KhronosGroup / OpenCL-Registry

OpenCL API and Extension Registry.
112 stars 42 forks source link

Many pages in OpenCL SDK 3.0 with duplicate content #147

Open outofcontrol opened 6 months ago

outofcontrol commented 6 months ago

There are 247 pages in the Khronos OpenCL Registry that do not have unique content. The URL is different but content identical. For example:

https://registry.khronos.org/OpenCL/sdk/3.0/docs/man/html/cl_event.html https://registry.khronos.org/OpenCL/sdk/3.0/docs/man/html/cl_kernel.html https://registry.khronos.org/OpenCL/sdk/3.0/docs/man/html/cl_command_queue.html https://registry.khronos.org/OpenCL/sdk/3.0/docs/man/html/cl_mem.html https://registry.khronos.org/OpenCL/sdk/3.0/docs/man/html/cl_platform_id.html

Search engines will tend to not index or not like pages with duplicate content unless we have a canoncical tag pointing to the source.

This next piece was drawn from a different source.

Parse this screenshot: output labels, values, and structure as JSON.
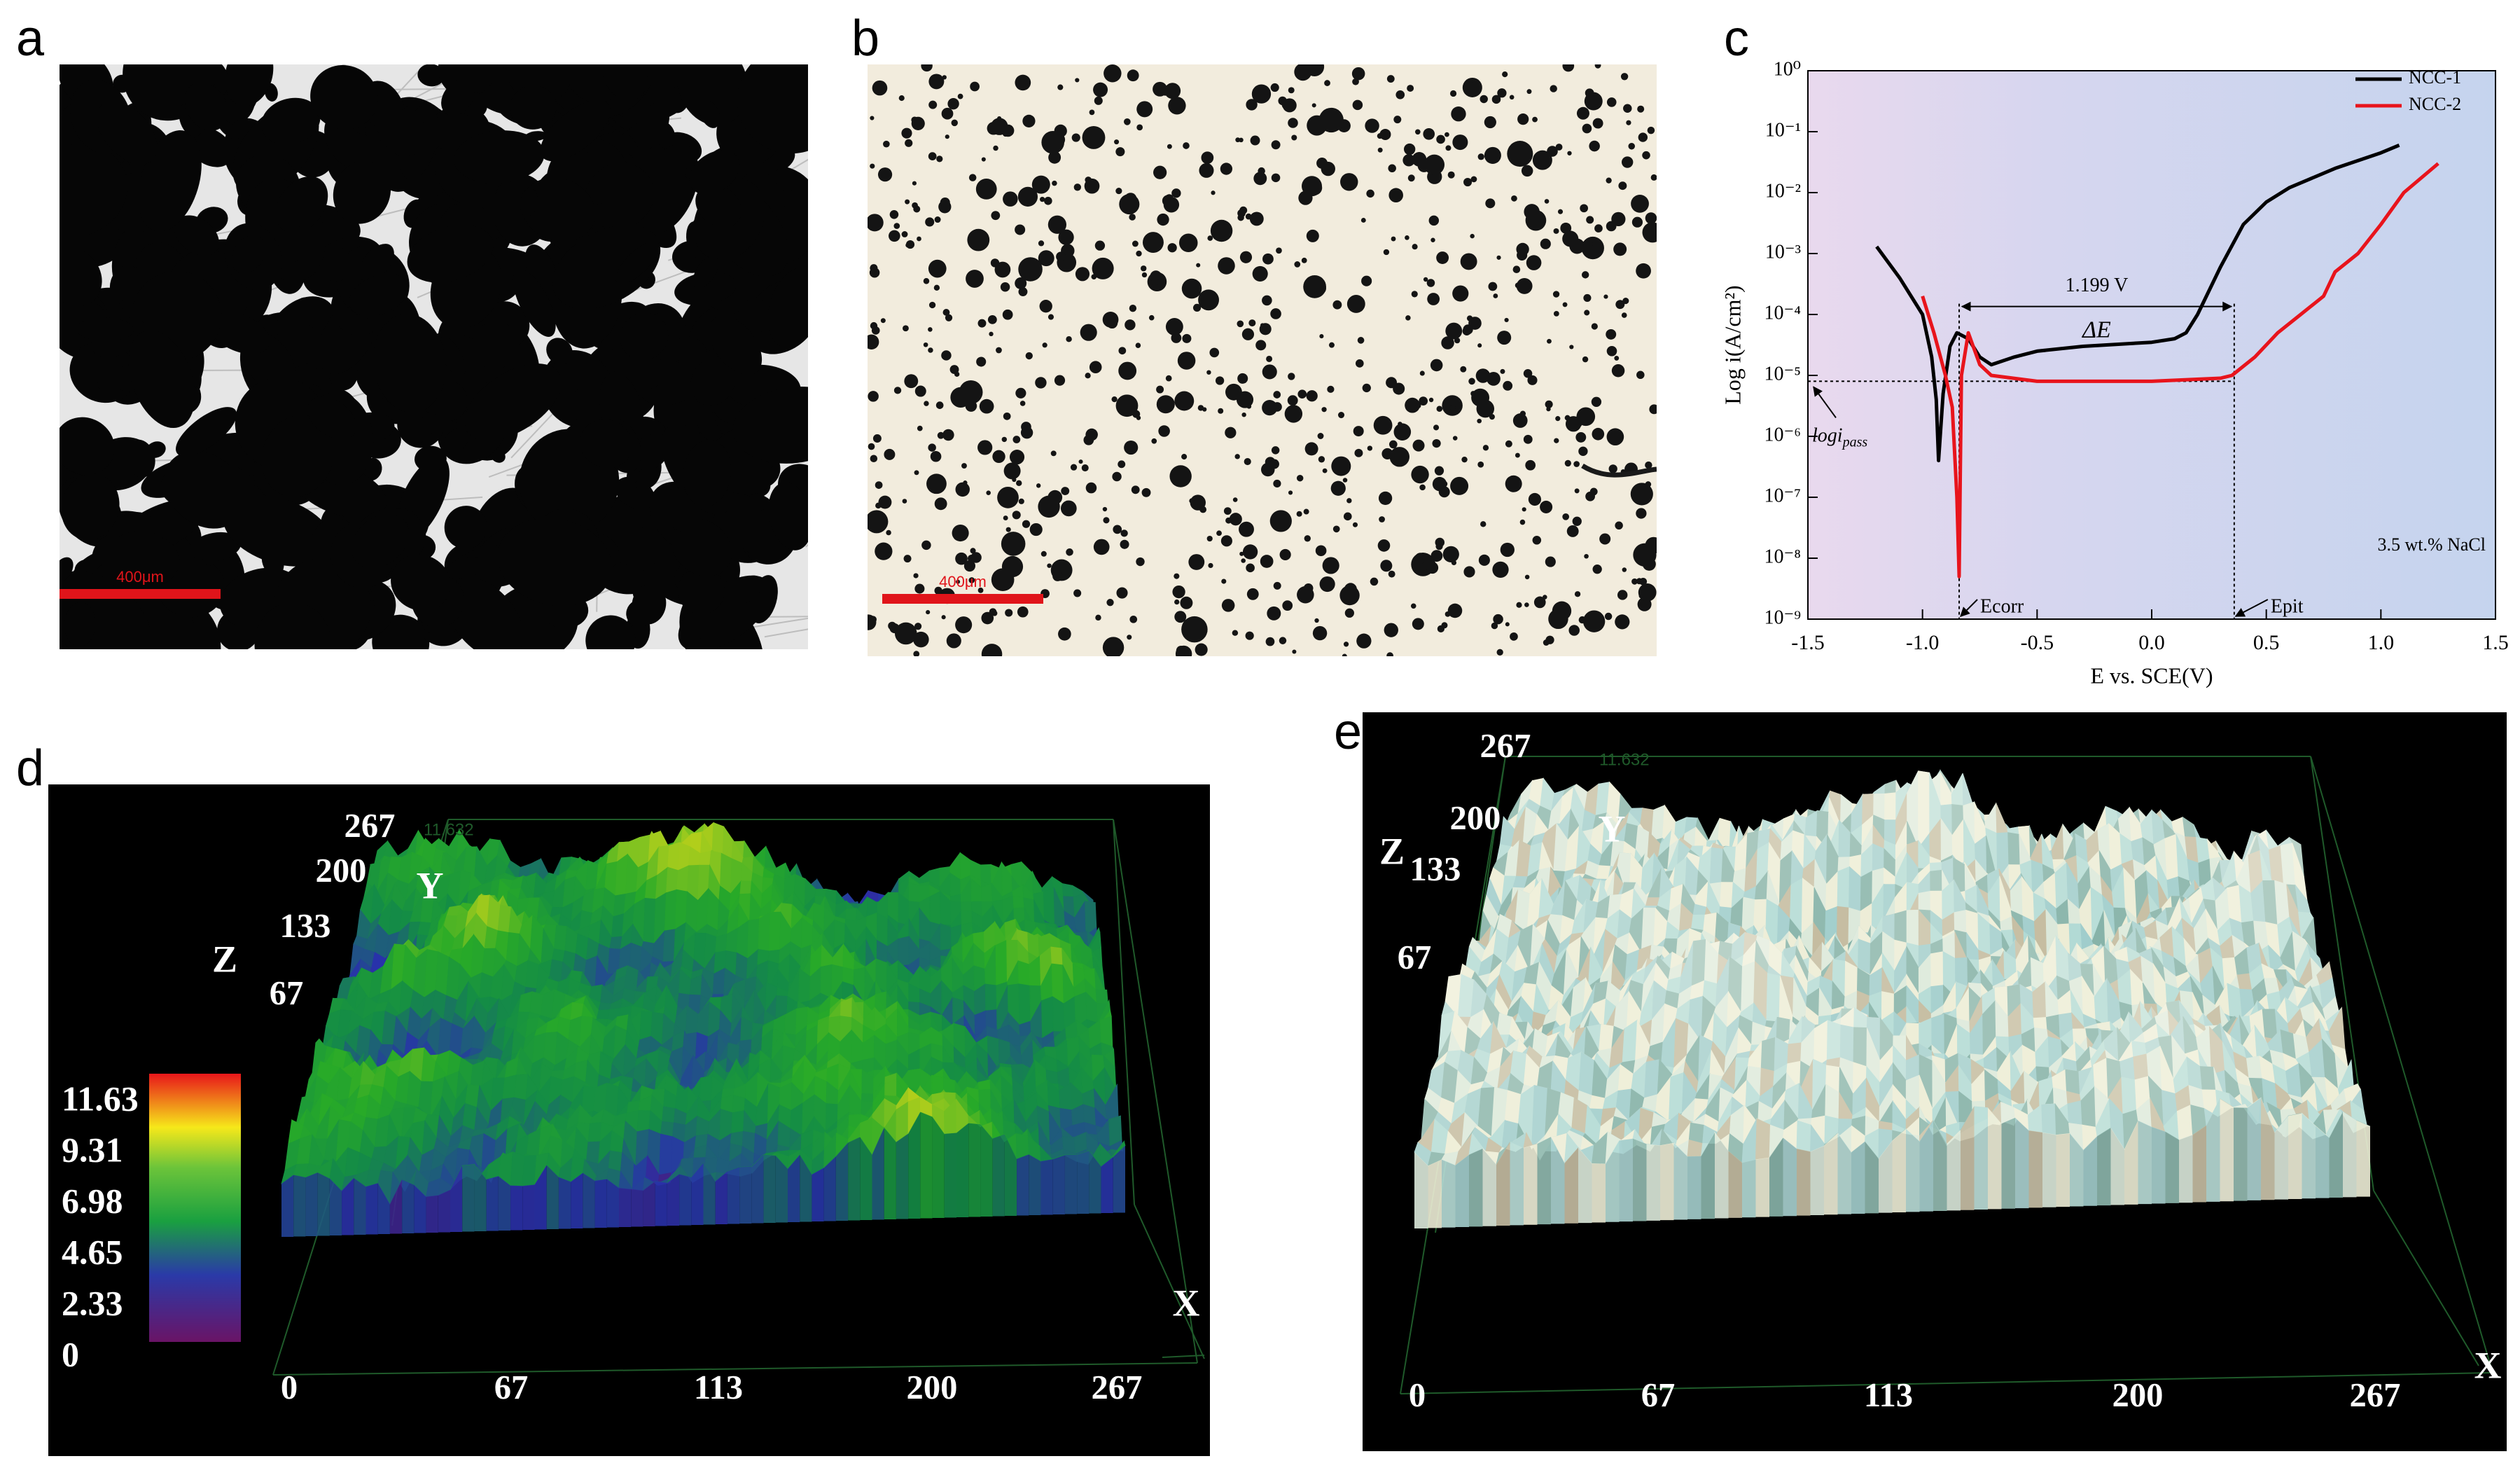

Is there anything that can be done to make the content different on these pages? The following list are all pages that have a matching title, and possibly identical page content. The page title is in the second field.

bashbaug commented 6 months ago

Thanks, this is super helpful!

I believe this is because we redirect a lot of individual pages in the online reference pages (like the math built-in functions) or types (like cl_context) to one common page. This is intentional, but perhaps we need to consider a different solution instead?

CC @oddhack

oddhack commented 6 months ago

I don't know what could realistically be done without massive, massive restructuring of the specifications. Most of the OpenCL C functions, and some of the OpenCL APIs as well, are described in gigantic tables, one row/function or API. It is natural to generate refpages that contain those tables, and redirects from the individual functions to the refpage with the table it's in.

I suppose the scripts could be enhanced to be clever enough to extract out each separate row from a table and combine it with surrounding descriptions, generating a distinct, extremely short HTML page for every function, but that would also be a great deal of work (edit to add: and would be very fragile as it would necessarily make assumptions about how table markup is structured that would periodically break when someone does something new).

ATM all the functions in the table get redirected to the refpage containing them via the .htaccess generated at refpage build time. I think on balance that's the right answer. When I search for a random function like get_local_size in Google or DDG the right thing mostly seems to result, modulo the fact that man.opencl.org is currently not redirecting properly per https://github.com/KhronosGroup/OpenCL-Docs/issues/1053. Can someone explain what was done, and how much control we have over changing what was done, with those redirections?

@outofcontrol can you expand on what "have a canonical tag pointing to the source" would translate to in terms of the generated HTML?

outofcontrol commented 6 months ago

the fact that man.opencl.org is currently not redirecting properly per https://github.com/KhronosGroup/OpenCL-Docs/issues/1053.

The site is owned by Khronos member Stream High Speed Computing. We had requested a redirect which is what we have now. We will attempt to get the redirect updated.

@outofcontrol can you expand on what "have a canonical tag pointing to the source" would translate to in terms of the generated HTML?

Keeping in mind I am not familiar with each of the files contents or how the pages are built, my thought was to have each page that is identical, have a canonical tag point to a single file. For example, all the files with title 'workItemFunctions(3)' in theory are identical (not verified). If we pick one file get_global_offset.html and make it the canonical source, then add to all of the workItemFunctions(3) files:

<link rel="canonical" href="https://registry.khronos.org/OpenCL/sdk/3.0/docs/man/html/get_global_offset.html ">

This would show search engines that all of the pages with title 'workItemFunctions(3)' are identical and the search engine should only index get_global_offset.html.

Worth mentioning this could also be done manually in the sitemap file, which may be easier than altering the build.

oddhack commented 6 months ago

From my PoV, there are not multiple workItemFunctions files - there is a single file, and a large number of .htaccess redirects to it for the individual functions described in that file. If the sitemap file is something that is directory-specific then potentially we could construct it as part of the refpage build along with .htaccess. Or we could make the canonical file the actual filename, so that workGroupFunctions.html has a canonical tag pointing to workGroupFunctions.html, as do all the redirects to that file under other names. Is there a reasonable way to test this stuff and see what Google will do with it, before committing ourselves?

N.b. the Vulkan refpages also have some redirects like this, although not many compared to OpenCL.